The data bodes ill for Germany’s export-reliant economy which has been hit hard by weaker foreign demand, trade disputes and Brexit uncertainty.
The Ifo institute said its business climate index fell to 95.7 from an upwardly revised 97.5 in June. The July reading undershot a consensus forecast for 97.1. It was the fourth monthly decline in a row and the lowest level since April 2013.
“The most important German economic indicator suggests that the German economy is heading towards a recession,” VP Bank analyst Thomas Gitzel said.
Germany’s gross domestic product is widely expected to have shrunk in the second quarter after a solid 0.4% quarter-on-quarter expansion in the first three months. Another quarter of economic contraction would be a technical recession.
Ifo President Clemens Fuest said the German economy was navigating troubled waters as companies were less satisfied with their current business situation and were also looking ahead with increased scepticism.
“In manufacturing, the business climate indicator is in free fall,” Fuest said, with the sub-index for the goods producing sector posting its biggest drop since February 2009.
In a sign that the manufacturing recession is creeping into other sectors of the economy, business morale also deteriorated in services and trade, the Ifo figures showed. Construction was the only sector with growing optimism.

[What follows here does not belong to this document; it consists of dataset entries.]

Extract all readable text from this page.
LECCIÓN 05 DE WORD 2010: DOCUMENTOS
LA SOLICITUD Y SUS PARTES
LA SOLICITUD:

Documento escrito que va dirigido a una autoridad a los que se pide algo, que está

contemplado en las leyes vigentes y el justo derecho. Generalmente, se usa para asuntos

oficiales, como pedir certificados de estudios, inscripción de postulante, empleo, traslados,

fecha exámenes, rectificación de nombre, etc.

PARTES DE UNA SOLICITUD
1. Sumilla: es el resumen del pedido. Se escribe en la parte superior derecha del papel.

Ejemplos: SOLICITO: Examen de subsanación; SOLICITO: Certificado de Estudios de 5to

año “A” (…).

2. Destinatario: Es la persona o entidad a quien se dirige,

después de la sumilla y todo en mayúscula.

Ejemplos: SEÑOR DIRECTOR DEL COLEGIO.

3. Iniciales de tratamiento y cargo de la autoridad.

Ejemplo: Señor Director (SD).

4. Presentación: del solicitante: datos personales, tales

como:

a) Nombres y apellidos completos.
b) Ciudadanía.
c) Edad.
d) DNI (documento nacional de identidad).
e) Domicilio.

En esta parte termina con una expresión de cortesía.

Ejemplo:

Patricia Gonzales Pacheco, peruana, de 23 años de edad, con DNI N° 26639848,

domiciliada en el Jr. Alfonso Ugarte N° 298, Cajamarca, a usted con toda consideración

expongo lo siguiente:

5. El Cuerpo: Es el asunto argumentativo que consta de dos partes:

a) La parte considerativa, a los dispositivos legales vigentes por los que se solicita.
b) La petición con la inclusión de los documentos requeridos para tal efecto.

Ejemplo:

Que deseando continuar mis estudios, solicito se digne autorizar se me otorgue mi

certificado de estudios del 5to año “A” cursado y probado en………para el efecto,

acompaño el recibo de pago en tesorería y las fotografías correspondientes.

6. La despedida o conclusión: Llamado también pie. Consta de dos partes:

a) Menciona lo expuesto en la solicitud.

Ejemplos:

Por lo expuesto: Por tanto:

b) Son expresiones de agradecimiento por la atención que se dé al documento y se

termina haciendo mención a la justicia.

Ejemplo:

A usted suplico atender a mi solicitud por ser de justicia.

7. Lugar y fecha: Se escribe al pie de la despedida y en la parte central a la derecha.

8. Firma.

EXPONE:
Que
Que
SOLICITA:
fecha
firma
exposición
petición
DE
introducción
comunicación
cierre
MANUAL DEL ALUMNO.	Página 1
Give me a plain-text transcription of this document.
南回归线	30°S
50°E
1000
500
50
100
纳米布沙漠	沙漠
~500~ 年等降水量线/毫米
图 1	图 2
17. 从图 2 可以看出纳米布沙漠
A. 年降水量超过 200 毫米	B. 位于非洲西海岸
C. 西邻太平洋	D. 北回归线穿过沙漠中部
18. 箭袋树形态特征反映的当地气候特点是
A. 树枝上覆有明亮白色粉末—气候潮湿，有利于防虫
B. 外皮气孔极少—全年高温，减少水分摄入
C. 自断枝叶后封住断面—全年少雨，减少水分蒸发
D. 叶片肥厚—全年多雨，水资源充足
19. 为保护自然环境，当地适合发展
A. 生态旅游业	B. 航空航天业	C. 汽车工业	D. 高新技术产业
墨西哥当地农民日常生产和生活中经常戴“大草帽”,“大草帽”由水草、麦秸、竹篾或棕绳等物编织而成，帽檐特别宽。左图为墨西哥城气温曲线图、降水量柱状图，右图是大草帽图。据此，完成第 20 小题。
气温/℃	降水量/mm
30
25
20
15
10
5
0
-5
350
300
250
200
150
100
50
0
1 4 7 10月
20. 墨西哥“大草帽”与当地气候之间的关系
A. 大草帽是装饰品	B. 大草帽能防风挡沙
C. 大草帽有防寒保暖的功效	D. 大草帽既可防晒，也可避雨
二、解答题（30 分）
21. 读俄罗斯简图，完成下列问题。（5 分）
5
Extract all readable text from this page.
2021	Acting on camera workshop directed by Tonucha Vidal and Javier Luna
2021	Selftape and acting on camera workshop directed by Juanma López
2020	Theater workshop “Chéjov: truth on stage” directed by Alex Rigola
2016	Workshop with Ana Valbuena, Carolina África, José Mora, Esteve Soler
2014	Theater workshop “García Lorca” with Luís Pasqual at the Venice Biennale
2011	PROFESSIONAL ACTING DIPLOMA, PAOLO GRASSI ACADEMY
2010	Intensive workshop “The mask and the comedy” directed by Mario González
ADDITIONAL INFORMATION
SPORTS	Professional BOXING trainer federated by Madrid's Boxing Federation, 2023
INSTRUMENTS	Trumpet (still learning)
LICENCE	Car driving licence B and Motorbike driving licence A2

The Ifo figures chimed with a survey among purchasing managers released on Wednesday that showed the recession in manufacturing worsened in July with the performance of German goods producers dropping to the lowest level in seven years.
Ifo economist Klaus Wohlrabe told Reuters that the manufacturing recession was spreading across the broader industrial sector.
“Private consumption remains a pillar of support, but employment growth continues to weaken,” Wohlrabe said, adding that domestic demand should nonetheless provide a bulwark against trade-related headwinds in the coming months.
“However, no major gains are expected in the second half of the year either. Because with Boris Johnson and his cabinet, we have an increased probability of a hard Brexit,” he said.
German exporters are also worried that an escalating trade dispute between the United States and China could hurt their business. U.S. President Donald Trump’s threat to impose higher import tariffs on European cars is causing concern too.
“Germany is in a grey area between a marked growth slowdown and a recession,” Commerzbank economist Joerg Kraemer said, adding that the Ifo figures would feed into the wider debate about how the European Central Bank should react.
“The ECB is very likely to ease its monetary policy considerably, if not as we expect today, then by September at the latest,” Kraemer said.
ECB policymakers are all but certain to ease policy further during a meeting on Thursday, with the biggest question whether it staggers its moves over several months or opts for a big bang.